When asked if Renault India was considering the import of CKD packs for assembly to compete with rivals who have perfected this formula to establish a foundation in the EV market (namely the MG ZS EV and the Hyundai Kona), Mamillapalle said the company’s strategy, even for electrified vehicles, hinges on high localization:
I don’t know if you were there in my last press conference where I said I don’t want to bring any ‘me too’ products, and that’s the first testimony for this car (pointing to the Renault Triber) and the next launch that is going to happen in H2 of this year, and these are not ‘me too’ products, I’m not for it. Even electric absolutely (we want to have) made-in-India, for-India (vehicles).
Replying to whether the Renault K-ZE (Kwid electric sold in China since last year) displayed at the Expo would be the company’s affordable electric car, considering much of the development of the vehicle was done in India (the CMF-A was developed in India under the leadership of the late Gerard Detourbet) and the local factory builds the petrol version (and the glider) almost 100% from Indian parts, Mamillapalle said:
Yes the Kwid electric is one of the options. We are looking at this platform (CMF-A), this is our platform, not Chinese.
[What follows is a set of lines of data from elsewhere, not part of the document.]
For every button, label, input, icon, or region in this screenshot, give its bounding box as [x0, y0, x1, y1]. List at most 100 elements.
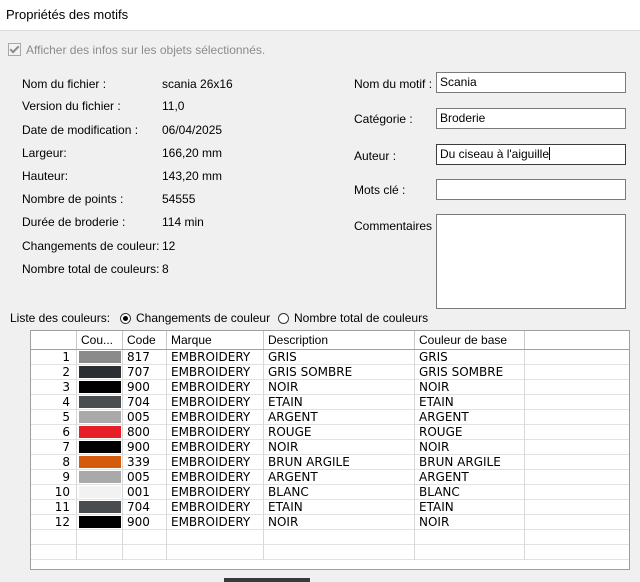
color-swatch [79, 516, 121, 528]
table-row[interactable]: 2 707 EMBROIDERY GRIS SOMBRE GRIS SOMBRE [31, 365, 629, 380]
row-description: NOIR [264, 380, 415, 395]
row-code [123, 545, 167, 560]
row-base-color: ETAIN [415, 395, 525, 410]
keywords-input[interactable] [436, 179, 626, 200]
row-color [77, 380, 123, 395]
row-filler [525, 470, 629, 485]
row-brand: EMBROIDERY [167, 395, 264, 410]
color-swatch [79, 366, 121, 378]
color-swatch [79, 501, 121, 513]
author-input[interactable]: Du ciseau à l'aiguille [436, 144, 626, 165]
height-value: 143,20 mm [162, 169, 223, 183]
row-brand: EMBROIDERY [167, 470, 264, 485]
row-number: 2 [31, 365, 77, 380]
radio-unselected-icon[interactable] [278, 313, 289, 324]
button-edge [224, 578, 310, 582]
file-version-value: 11,0 [162, 99, 185, 113]
color-table[interactable]: Cou... Code Marque Description Couleur d… [30, 330, 630, 570]
row-code [123, 530, 167, 545]
row-brand: EMBROIDERY [167, 485, 264, 500]
color-changes-label: Changements de couleur: [22, 239, 160, 253]
row-filler [525, 500, 629, 515]
row-code: 707 [123, 365, 167, 380]
radio-selected-icon[interactable] [120, 313, 131, 324]
table-row[interactable]: 4 704 EMBROIDERY ETAIN ETAIN [31, 395, 629, 410]
table-row[interactable]: 9 005 EMBROIDERY ARGENT ARGENT [31, 470, 629, 485]
embroidery-time-value: 114 min [162, 215, 204, 229]
color-swatch [79, 456, 121, 468]
row-code: 005 [123, 410, 167, 425]
row-number: 7 [31, 440, 77, 455]
table-row[interactable]: 3 900 EMBROIDERY NOIR NOIR [31, 380, 629, 395]
table-row[interactable]: 5 005 EMBROIDERY ARGENT ARGENT [31, 410, 629, 425]
table-row[interactable]: 6 800 EMBROIDERY ROUGE ROUGE [31, 425, 629, 440]
header-base-color[interactable]: Couleur de base [415, 331, 525, 349]
row-description: GRIS SOMBRE [264, 365, 415, 380]
header-brand[interactable]: Marque [167, 331, 264, 349]
table-row[interactable]: 12 900 EMBROIDERY NOIR NOIR [31, 515, 629, 530]
row-description: NOIR [264, 515, 415, 530]
row-number: 3 [31, 380, 77, 395]
row-base-color [415, 545, 525, 560]
window-title: Propriétés des motifs [6, 7, 129, 22]
row-color [77, 500, 123, 515]
color-swatch [79, 351, 121, 363]
show-info-checkbox[interactable]: Afficher des infos sur les objets sélect… [8, 43, 265, 57]
row-code: 900 [123, 440, 167, 455]
total-colors-value: 8 [162, 262, 169, 276]
row-brand [167, 545, 264, 560]
author-label: Auteur : [354, 149, 397, 163]
radio-total-colors[interactable]: Nombre total de couleurs [278, 311, 428, 325]
row-filler [525, 410, 629, 425]
embroidery-time-label: Durée de broderie : [22, 215, 126, 229]
table-row[interactable]: 1 817 EMBROIDERY GRIS GRIS [31, 350, 629, 365]
row-code: 704 [123, 500, 167, 515]
row-number [31, 545, 77, 560]
row-color [77, 410, 123, 425]
color-swatch [79, 441, 121, 453]
row-filler [525, 455, 629, 470]
row-filler [525, 380, 629, 395]
row-color [77, 395, 123, 410]
row-base-color: GRIS [415, 350, 525, 365]
row-base-color: ARGENT [415, 410, 525, 425]
row-filler [525, 350, 629, 365]
row-number: 8 [31, 455, 77, 470]
row-brand: EMBROIDERY [167, 350, 264, 365]
row-code: 900 [123, 380, 167, 395]
table-row[interactable]: 8 339 EMBROIDERY BRUN ARGILE BRUN ARGILE [31, 455, 629, 470]
radio-color-changes[interactable]: Changements de couleur [120, 311, 270, 325]
row-brand: EMBROIDERY [167, 410, 264, 425]
row-color [77, 515, 123, 530]
comments-textarea[interactable] [436, 214, 626, 309]
row-description: ARGENT [264, 410, 415, 425]
row-filler [525, 545, 629, 560]
row-description: GRIS [264, 350, 415, 365]
row-base-color: BLANC [415, 485, 525, 500]
row-filler [525, 485, 629, 500]
stitch-count-value: 54555 [162, 192, 196, 206]
row-color [77, 545, 123, 560]
row-brand: EMBROIDERY [167, 440, 264, 455]
row-base-color: ROUGE [415, 425, 525, 440]
color-swatch [79, 486, 121, 498]
motif-name-input[interactable]: Scania [436, 72, 626, 93]
table-row[interactable]: 11 704 EMBROIDERY ETAIN ETAIN [31, 500, 629, 515]
header-code[interactable]: Code [123, 331, 167, 349]
color-swatch [79, 471, 121, 483]
row-description: BLANC [264, 485, 415, 500]
row-filler [525, 425, 629, 440]
row-base-color: NOIR [415, 440, 525, 455]
header-color[interactable]: Cou... [77, 331, 123, 349]
header-description[interactable]: Description [264, 331, 415, 349]
table-row[interactable]: 7 900 EMBROIDERY NOIR NOIR [31, 440, 629, 455]
color-swatch [79, 381, 121, 393]
table-row[interactable]: 10 001 EMBROIDERY BLANC BLANC [31, 485, 629, 500]
row-number: 11 [31, 500, 77, 515]
row-brand: EMBROIDERY [167, 380, 264, 395]
category-input[interactable]: Broderie [436, 108, 626, 129]
checkbox-check-icon[interactable] [8, 43, 21, 56]
row-base-color: GRIS SOMBRE [415, 365, 525, 380]
comments-label: Commentaires : [354, 219, 439, 233]
row-number: 10 [31, 485, 77, 500]
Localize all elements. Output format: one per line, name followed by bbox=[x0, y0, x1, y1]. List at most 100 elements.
I will build on this.
As a second step would Renault ‘electrify’ the Triber and the compact SUV that is coming later this year, given that the CMF A+ is a modular architecture and could use the same electric drivetrain as the Kwid?
There is no intent at this point of time, but why not? These are possible, all that you need to do is manage the floor of the car. Once you have that designed and adapted, you can do anything. It is all in the design and how you build the bottom, and then the top hat is anything.
Looking at the size and positioning of the Kwid petrol, the electric version could easily become India’s cheapest electric car and a long-range one at that. The Kwid electric has the makings of a catalyst of the EV market as the car that is it based on has a desirable design, a decent level of equipment that includes a 20.32 cm touchscreen and digital instrument panel, a good ground clearance, usable rear seat, and formidable brand strength in the marketplace, all at a price of a Maruti Alto.
The first Renault electric car price would be influenced by the specification of the battery and motor which constitute the most expensive components of an electric vehicle. Since the battery would have to be imported, costs can be driven down through investing in a battery assembly plant, as MG India is doing. To be a disruptor, EVW feels the Kwid electric must retain most features of the petrol car, offer a real world range of 200 km with a DC fast-charging option at an ex-showroom price of about Rs 6 lakh.